Astounding and bold for sure. No one else has ever made that claim. Jesus is the only one. And Jesus is delivering on this promise every day. That makes me want to shout!
When they found him back across the sea, they said, “Rabbi, when did you get here?”
Jesus answered, “You’ve come looking for me not because you saw God in my actions but because I fed you, filled your stomachs—and for free. Don’t waste your energy striving for perishable food like that. Work for the food that sticks with you, food that nourishes your lasting life, food the Son of Man provides. He and what he does are guaranteed by God the Father to last.” | John 6:25-27
So here it is. This is bold! Jesus says in John 6:35 “I am the bread of life; whoever comes to me shall not hunger, and whoever believes in me shall never thirst.” Bread is considered a staple food—i.e., a basic dietary item. A person can survive a long time on only bread and water. Bread is such a basic food item that it becomes synonymous for food in general. We even use the phrase “breaking bread together” to indicate the sharing of a meal with someone. Bread also plays an integral part of the Jewish Passover meal. The Jews were to eat unleavened bread during the Passover feast and then for seven days following as a celebration of the exodus from Egypt. Finally, when the Jews were wandering in the desert for 40 years, God rained down “bread from heaven” to sustain the nation (Exodus 16:4).

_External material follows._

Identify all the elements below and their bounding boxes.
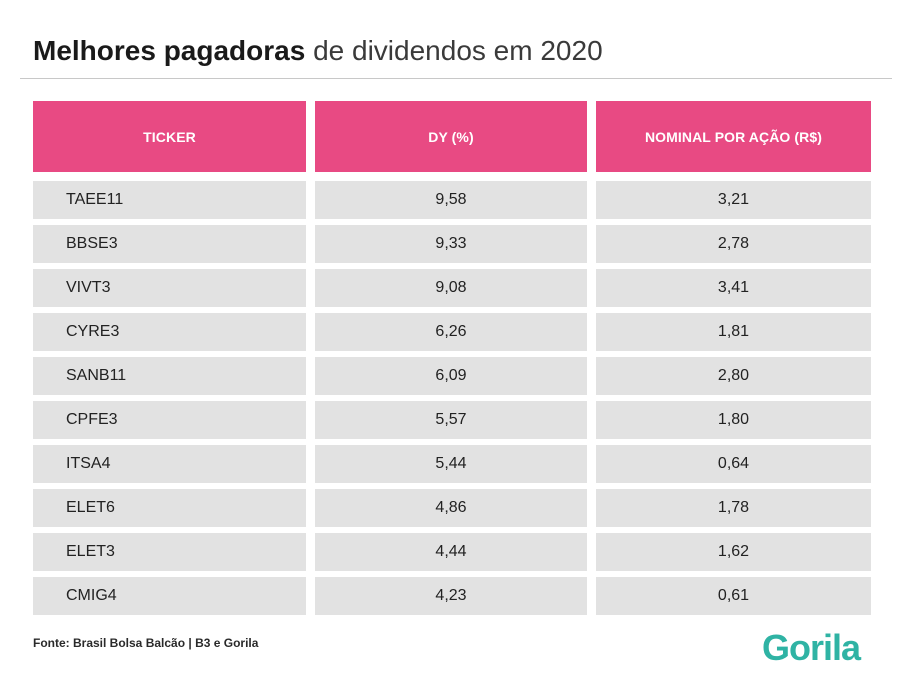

This is a phenomenal statement! By equating Himself with bread, Jesus is saying he is essential for life. The life Jesus is referring to is not physical life, but eternal life. Jesus is trying to get the Jews’ thinking off of the physical realm and into the spiritual realm. He is contrasting what He brings as their Messiah with the bread He miraculously created the day before. That was physical bread that perishes. He is spiritual bread that brings eternal life.
Jesus is making another claim to deity. This statement is the first of the “I AM” statements in John’s Gospel. The phrase “I AM” is the covenant name of God (Yahweh, or YHWH), revealed to Moses at the burning bush (Exodus 3:14). The phrase speaks of self-sufficient existence (or what theologians refer to as “aseity”), which is an attribute only God possesses. It is also a phrase the Jews who were listening would have automatically understood as a claim to deity.
Notice the words “come” and “believe.” This is an invitation for those listening to place their faith in Jesus as the Messiah and Son of God. This invitation to come is found throughout John’s Gospel. Coming to Jesus involves making a choice to forsake the world and follow Him. Believing in Jesus means placing our faith in Him that He is who He says He is, that He will do what He says He will do, and that He is the only one who can.
There are the words “hunger and thirst.” Again, it must be noted that Jesus isn’t talking about alleviating physical hunger and thirst. The key is found in another statement Jesus made, back in His Sermon on the Mount. In Matthew 5:6, Jesus says, “Blessed are those who hunger and thirst for righteousness, for they shall be satisfied.” When Jesus says those who come to Him will never hunger and those who believe in Him will never thirst, He is saying He will satisfy our hunger and thirst to be made righteous in the sight of God.